C’est surtout quand il vante ses poires que l’éloquence de La Quintinie devient particulièrement juteuse. D’abord il proteste contre ces sortes de gens qui, par ostentation, veulent avoir dans leur jardin des échantillons de tout. « Il faut simplement se piquer d’y avoir des magasins de bonté et de délicatesse. » Anathème contre les méprisables « apprentis » qui veulent faire un jardin de ce qu’on peut appeler « la racaille de toutes sortes de fruits ». À son avis, la reine de nos vergers est la poire de Bon Chrétien d’hiver ; d’abord elle a une origine illustre ; les grands monarques l’ont cultivée ; baptisée à la naissance du christianisme, « elle se recommande à tous les jardiniers chrétiens » ; ensuite, il faut convenir que la nature « ne donne rien de si beau et de si aimable à voir que cette poire ronde et pyramidale », et dont la grosseur est surprenante ; c’est celle « qui donne le plus de plaisir sur l’arbre, où elle demeure, en augmentant à vue d’œil, depuis le mois de mai jusqu’à la fin d’octobre ; elle réjouit tous les jours le curieux qui vient la regarder, tout de même que la vue d’un bijou ou d’un trésor réjouit le maître qui en est possesseur »…
Passons sur les autres mérites du Bon Chrétien qui occupent plusieurs pages ; La Quintinie examine maintenant les rivales de cette poire mirobolante ; elles sont au nombre de six « qui ne souffrent pas sans murmurer de ne venir qu’en second rang », et il les cite : ce sont les Beurrés, les Bergamotes d’automne, les Leschasseries, les Ambrettes, les Virgoulés, les Espines d’hiver. Il lui en coûte de les attrister en leur refusant la première place ; mais le devoir et la conscience avant tout : certes le Beurré a « le bonheur d’être extrêmement fertile » ; il est en possession de mérites qui justifient toutes ses « ambitions » ; tellement excellent, d’ailleurs, que, quand il commence à mûrir, vers la fin de septembre, « on est tout consolé de voir finir les pêches, et c’est beaucoup dire ». La Virgoulé est « une poire orgueilleuse »… L’Espine d’hiver « connaît bien ce qu’elle vaut et ne se laisse pas condamner sans parler »… La Bergamote d’automne n’est pas non plus sans prétentions ; mais il faut qu’elle se résigne à « céder le pas » à cause de la gale à laquelle elle est sujette trop souvent »… Et, pris de tristesse à la pensée du chagrin que son verdict va causer à la Bergamote, La Quintinie ajoute : « L’article de cette poire m’a fait de la peine à décider… »

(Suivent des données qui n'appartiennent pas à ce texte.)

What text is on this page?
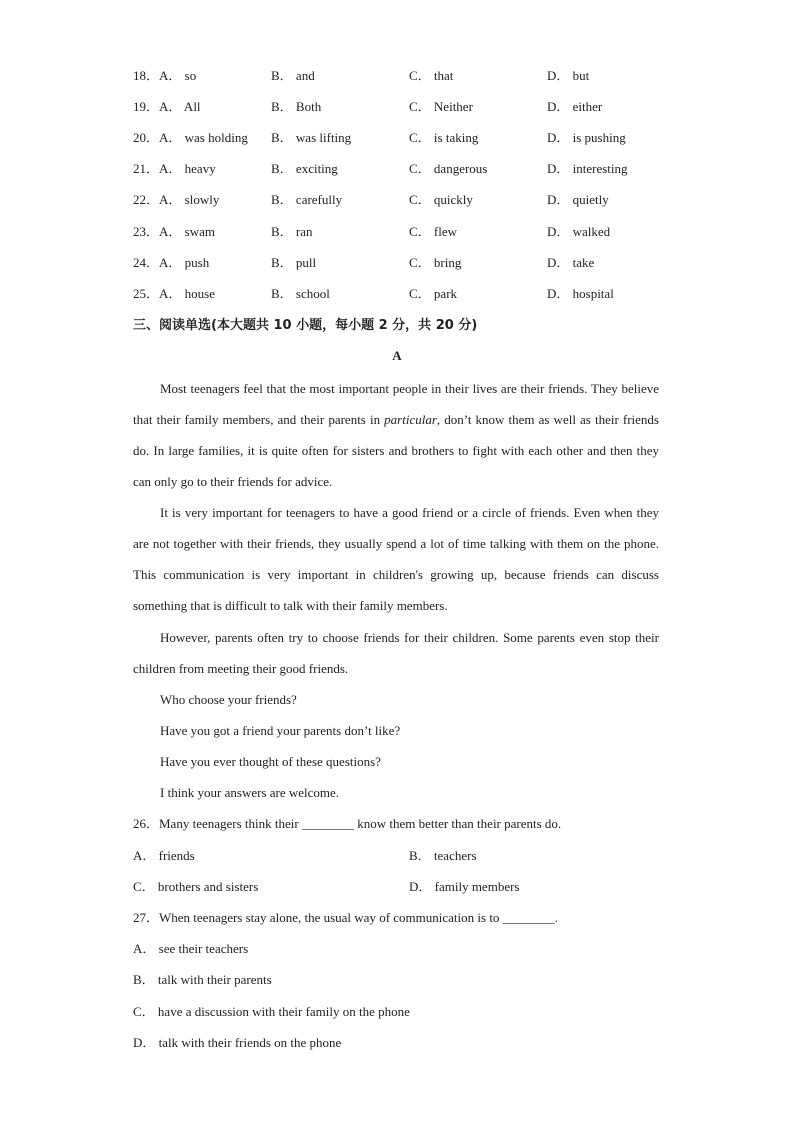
18．A． so	B． and	C． that	D． but
19．A． All	B． Both	C． Neither	D． either
20．A． was holding B． was lifting	C． is taking	D． is pushing
21．A． heavy	B． exciting	C． dangerous	D． interesting
22．A． slowly	B． carefully	C． quickly	D． quietly
23．A． swam	B． ran	C． flew	D． walked
24．A． push	B． pull	C． bring	D． take
25．A． house	B． school	C． park	D． hospital
三、阅读单选(本大题共 10 小题，每小题 2 分，共 20 分)
A

Most teenagers feel that the most important people in their lives are their friends. They believe that their family members, and their parents in particular, don’t know them as well as their friends do. In large families, it is quite often for sisters and brothers to fight with each other and then they can only go to their friends for advice.

It is very important for teenagers to have a good friend or a circle of friends. Even when they are not together with their friends, they usually spend a lot of time talking with them on the phone. This communication is very important in children's growing up, because friends can discuss something that is difficult to talk with their family members.

However, parents often try to choose friends for their children. Some parents even stop their children from meeting their good friends.

Who choose your friends?
Have you got a friend your parents don’t like?
Have you ever thought of these questions?
I think your answers are welcome.
26．Many teenagers think their ________ know them better than their parents do.
A． friends	B． teachers
C． brothers and sisters	D． family members
27．When teenagers stay alone, the usual way of communication is to ________.
A． see their teachers
B． talk with their parents
C． have a discussion with their family on the phone
D． talk with their friends on the phone
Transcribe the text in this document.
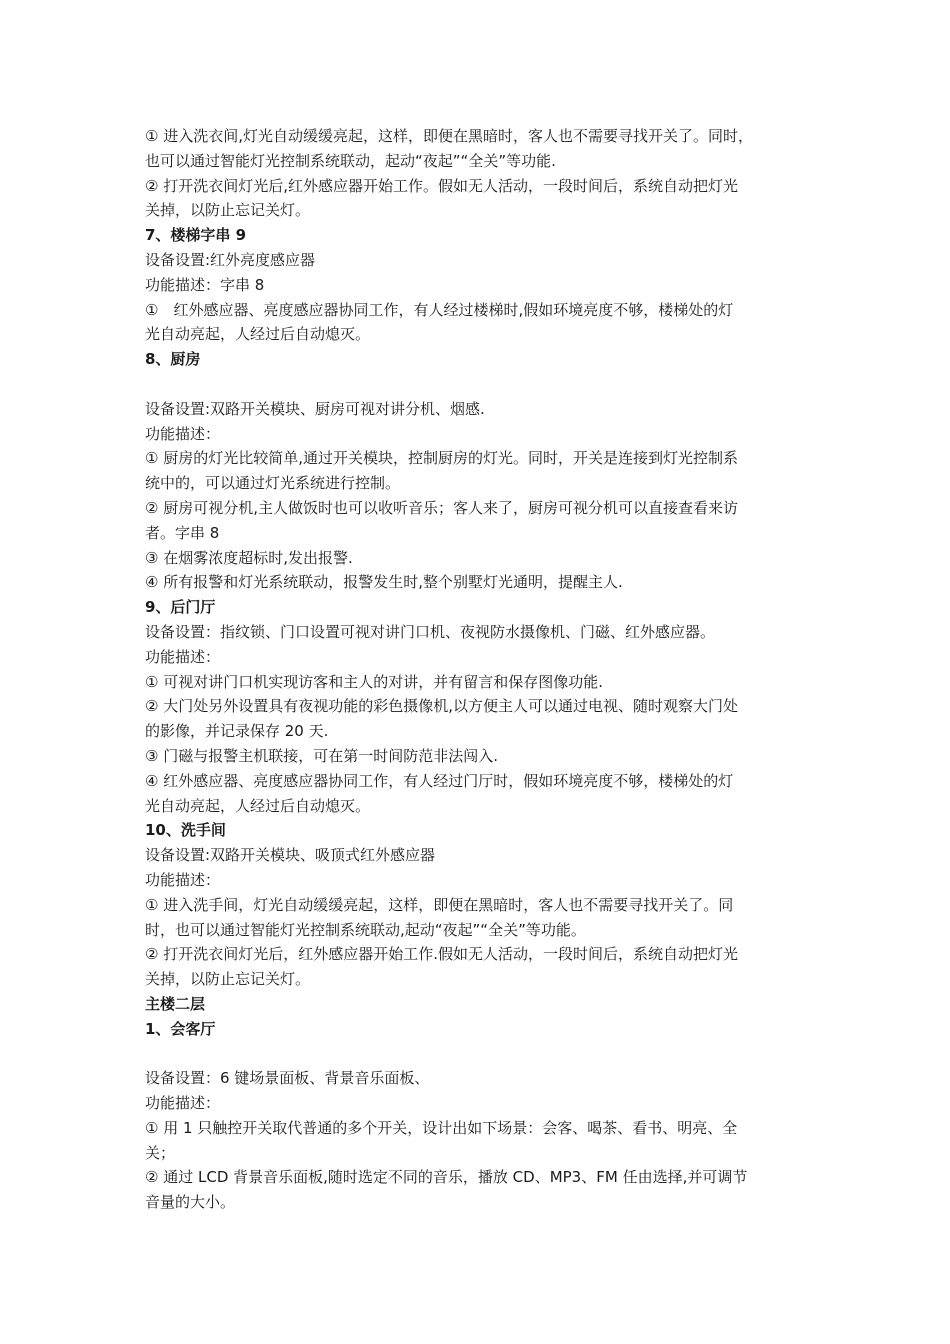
① 进入洗衣间,灯光自动缓缓亮起，这样，即便在黑暗时，客人也不需要寻找开关了。同时，
也可以通过智能灯光控制系统联动，起动“夜起”“全关”等功能.
② 打开洗衣间灯光后,红外感应器开始工作。假如无人活动，一段时间后，系统自动把灯光
关掉，以防止忘记关灯。
7、楼梯字串 9
设备设置:红外亮度感应器
功能描述：字串 8
①　红外感应器、亮度感应器协同工作，有人经过楼梯时,假如环境亮度不够，楼梯处的灯
光自动亮起，人经过后自动熄灭。
8、厨房
设备设置:双路开关模块、厨房可视对讲分机、烟感.
功能描述：
① 厨房的灯光比较简单,通过开关模块，控制厨房的灯光。同时，开关是连接到灯光控制系
统中的，可以通过灯光系统进行控制。
② 厨房可视分机,主人做饭时也可以收听音乐；客人来了，厨房可视分机可以直接查看来访
者。字串 8
③ 在烟雾浓度超标时,发出报警.
④ 所有报警和灯光系统联动，报警发生时,整个别墅灯光通明，提醒主人.
9、后门厅
设备设置：指纹锁、门口设置可视对讲门口机、夜视防水摄像机、门磁、红外感应器。
功能描述：
① 可视对讲门口机实现访客和主人的对讲，并有留言和保存图像功能.
② 大门处另外设置具有夜视功能的彩色摄像机,以方便主人可以通过电视、随时观察大门处
的影像，并记录保存 20 天.
③ 门磁与报警主机联接，可在第一时间防范非法闯入.
④ 红外感应器、亮度感应器协同工作，有人经过门厅时，假如环境亮度不够，楼梯处的灯
光自动亮起，人经过后自动熄灭。
10、洗手间
设备设置:双路开关模块、吸顶式红外感应器
功能描述：
① 进入洗手间，灯光自动缓缓亮起，这样，即便在黑暗时，客人也不需要寻找开关了。同
时，也可以通过智能灯光控制系统联动,起动“夜起”“全关”等功能。
② 打开洗衣间灯光后，红外感应器开始工作.假如无人活动，一段时间后，系统自动把灯光
关掉，以防止忘记关灯。
主楼二层
1、会客厅
设备设置：6 键场景面板、背景音乐面板、
功能描述：
① 用 1 只触控开关取代普通的多个开关，设计出如下场景：会客、喝茶、看书、明亮、全
关；
② 通过 LCD 背景音乐面板,随时选定不同的音乐，播放 CD、MP3、FM 任由选择,并可调节
音量的大小。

On n’imagine pas combien sa prose succulente perd à être abrégée et raccourcie ; La Quintinie est coutumier de quelque prolixité ; il exige d’être lentement savouré à l’égal des beaux fruits dont il exalte les vertus. Sans doute, vers la centième page, le Traité de jardinage commencerait-il à vous paraître un peu longuet ; il n’est pas écrit pour les gens d’aujourd’hui qui n’ont le temps de rien et se contentent de lire des yeux ; aussi vous conseillerai-je de vous en tenir prudemment aux extraits. Il y en a de charmants dans l’un des volumes où André Hallays a rapporté ses studieuses flâneries autour de Paris, et qui témoignent assez que le maraîcher de Louis XIV n’est pas un écrivain à dédaigner ; il restera comme le La Bruyère des poires et le Saint-Simon des salades. Même, le livre en main, allez flâner, vous aussi, un jour de beau temps, au potager de Versailles ; il subsiste à peu près semblable à ce qu’il était autrefois ; c’est le jardin d’études de l’École nationale d’horticulture ; il est en son genre l’une de ces merveilles dont fourmille notre pays et qui sont connues des étrangers, mais que nous ignorons ; vous y retrouverez la disposition grandiose de ces « carrés » si chers à leur créateur, ses espaliers, ses terrasses, la vieille maison qu’il habita, sa statue dressée en 1876, les traces d’une porte aujourd’hui murée et qui était jadis celle d’un petit pavillon qu’on appelait « le Public » et où l’on distribuait gratuitement les légumes royaux aux gens du peuple. Et même vous verrez là quelques-uns de ces fameux poiriers, âgés de 250 ans, qu’a plantés et éduqués le jardinier du grand roi ; il en restait neuf en 1879 ; le terrible hiver de cette année-là ravagea le potager ; la gelée y détruisit près de 10 000 arbres fruitiers ; mais des vieux élèves de La Quintinie un seul périt ; huit vivent encore : contemplez-les avec recueillement ; ce sont des enfants de l’amour et ils en ont une santé !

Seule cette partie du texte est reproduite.